Frédéric Berthelot, ingénieur déserteur en évolution professionnelle, membre de l’association les Ateliers Icare ; Charlène Fleury, militante climat ; Yoann Lafficher, ingénieur aéronautique, membre de l’association les Ateliers Icare ; Christophe Laratte, pilote de ligne, militant Europe Écologie-Les Verts (EELV), représentant syndical ; Romain Morizot, ingénieur aéronautique, membre de l’association les Ateliers Icare (suite du collectif Icare, membre du PAD).
Aujourd’hui, les avancées techniques et technologiques, en matière notamment de carburants alternatifs ou d’écopilotage, sont malheureusement loin d’être suffisantes pour permettre une réduction durable des émissions de gaz à effet de serre (GES) de l’aviation. D’où notre surprise quand nous avons découvert qu’Air France proposait à ses passagers de supprimer les émissions de GES des vols… via une simple option « Environnement ».
En effet, une fois le billet choisi, Air France invite son client, moyennant finances, à annuler ou à diminuer fortement les conséquences négatives de son vol :
- en plantant « assez d’arbres » pour absorber autant de CO2 que son vol en émet (4 % supplémentaires du prix du billet) ;
- en associant reforestation et une part faible de développement de « carburants d’aviation durable » — SAF en anglais, nous préférons l’expression de « carburants alternatifs » — (entre 5 et 7 % supplémentaires du prix du billet) ;
- ou en contribuant au développement de « carburants d’aviation durable » (à hauteur de 80 % supplémentaires du prix du billet). Une option accessible aux grands consommateurs d’avions, mais très chère pour le commun des mortels, car la production de SAF est très coûteuse, entre 3 et 7 fois plus que le kérosène classique selon qu’il s’agit de carburants biosourcés ou de synthèse.

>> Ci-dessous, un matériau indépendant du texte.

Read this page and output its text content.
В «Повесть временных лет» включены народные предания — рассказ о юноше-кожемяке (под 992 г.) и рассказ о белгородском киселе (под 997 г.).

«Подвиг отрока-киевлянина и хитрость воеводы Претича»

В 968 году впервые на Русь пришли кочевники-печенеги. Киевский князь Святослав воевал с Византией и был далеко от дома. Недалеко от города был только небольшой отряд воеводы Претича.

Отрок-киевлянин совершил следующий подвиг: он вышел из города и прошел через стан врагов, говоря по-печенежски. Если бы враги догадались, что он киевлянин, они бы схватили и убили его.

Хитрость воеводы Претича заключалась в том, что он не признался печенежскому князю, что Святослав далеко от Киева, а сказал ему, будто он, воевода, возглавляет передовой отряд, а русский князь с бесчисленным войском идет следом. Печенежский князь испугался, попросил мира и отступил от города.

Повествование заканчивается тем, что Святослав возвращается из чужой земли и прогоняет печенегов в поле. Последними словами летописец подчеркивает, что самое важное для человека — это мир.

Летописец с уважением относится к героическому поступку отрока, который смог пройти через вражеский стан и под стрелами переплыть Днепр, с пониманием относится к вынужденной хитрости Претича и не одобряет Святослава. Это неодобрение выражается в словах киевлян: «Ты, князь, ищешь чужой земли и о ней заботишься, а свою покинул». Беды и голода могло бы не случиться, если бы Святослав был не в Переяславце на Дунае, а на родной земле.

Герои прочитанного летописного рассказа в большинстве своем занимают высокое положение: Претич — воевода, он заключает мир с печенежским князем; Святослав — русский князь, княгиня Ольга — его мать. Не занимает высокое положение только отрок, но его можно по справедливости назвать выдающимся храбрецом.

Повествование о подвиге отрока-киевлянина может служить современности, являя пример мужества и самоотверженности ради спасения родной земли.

À chaque proposition correspond une infographie avec, d’une part, les émissions de CO2 induites par le vol selon Air France et, de l’autre, « le CO2 absorbé avec la reforestation » et « le CO2 en moins avec les SAF ». C’est très séduisant, car cela nous fait croire que l’on peut prendre l’avion sans émettre de CO2 en payant une simple option, or, c’est totalement faux.

L’option qui cache la forêt (de gaz à effet de serre)
L’option « Environnement » d’Air France induit en erreur les voyageurs pour plusieurs raisons.
- 1. Dans le cas de l’option reforestation, la compensation est présentée comme une absorption nette des émissions de CO2 du vol. C’est inexact car cette dernière dépend de nombreux facteurs, comme le choix des projets de reforestation, le suivi de ces projets et leur durabilité, qui ne sont pas indiqués dans l’application.
De plus, le coût bas de l’opération (moins de 4 % du prix du voyage) laisse penser que la compensation est quelque chose de peu onéreux, de simple et d’efficace alors que c’est tout le contraire, les scientifiques recommandent même de ne l’utiliser qu’en dernier recours, pour des émissions que l’on n’aurait pas réussi à réduire, tels deux experts du Groupe d’experts intergouvernemental sur l’évolution du climat (Giec), en juillet 2020, à Air France.
Cette pratique relève de ce que la communauté all4trees appelle le « #treewashing », qui fait de « l’arbre une caution verte à prix cassé, pour des entreprises qui refusent de s’engager face à l’urgence climatique ». Son grand dommage est aussi de faire oublier que certains vols de confort peuvent et doivent être évités.
- 2. Air France propose de contribuer au développement des carburants d’aviation alternatifs, SAF comme elle l’écrit. C’est une intention a priori louable, mais très discutable puisque ces carburants sont aujourd’hui très critiqués du fait de leur contribution à la déforestation. En outre, même si ces carburants alternatifs étaient disponibles, ils ne pourraient être utilisés qu’à 50 % de la capacité des réservoirs des avions, car les moteurs ne sont pas encore certifiés pour un taux supérieur.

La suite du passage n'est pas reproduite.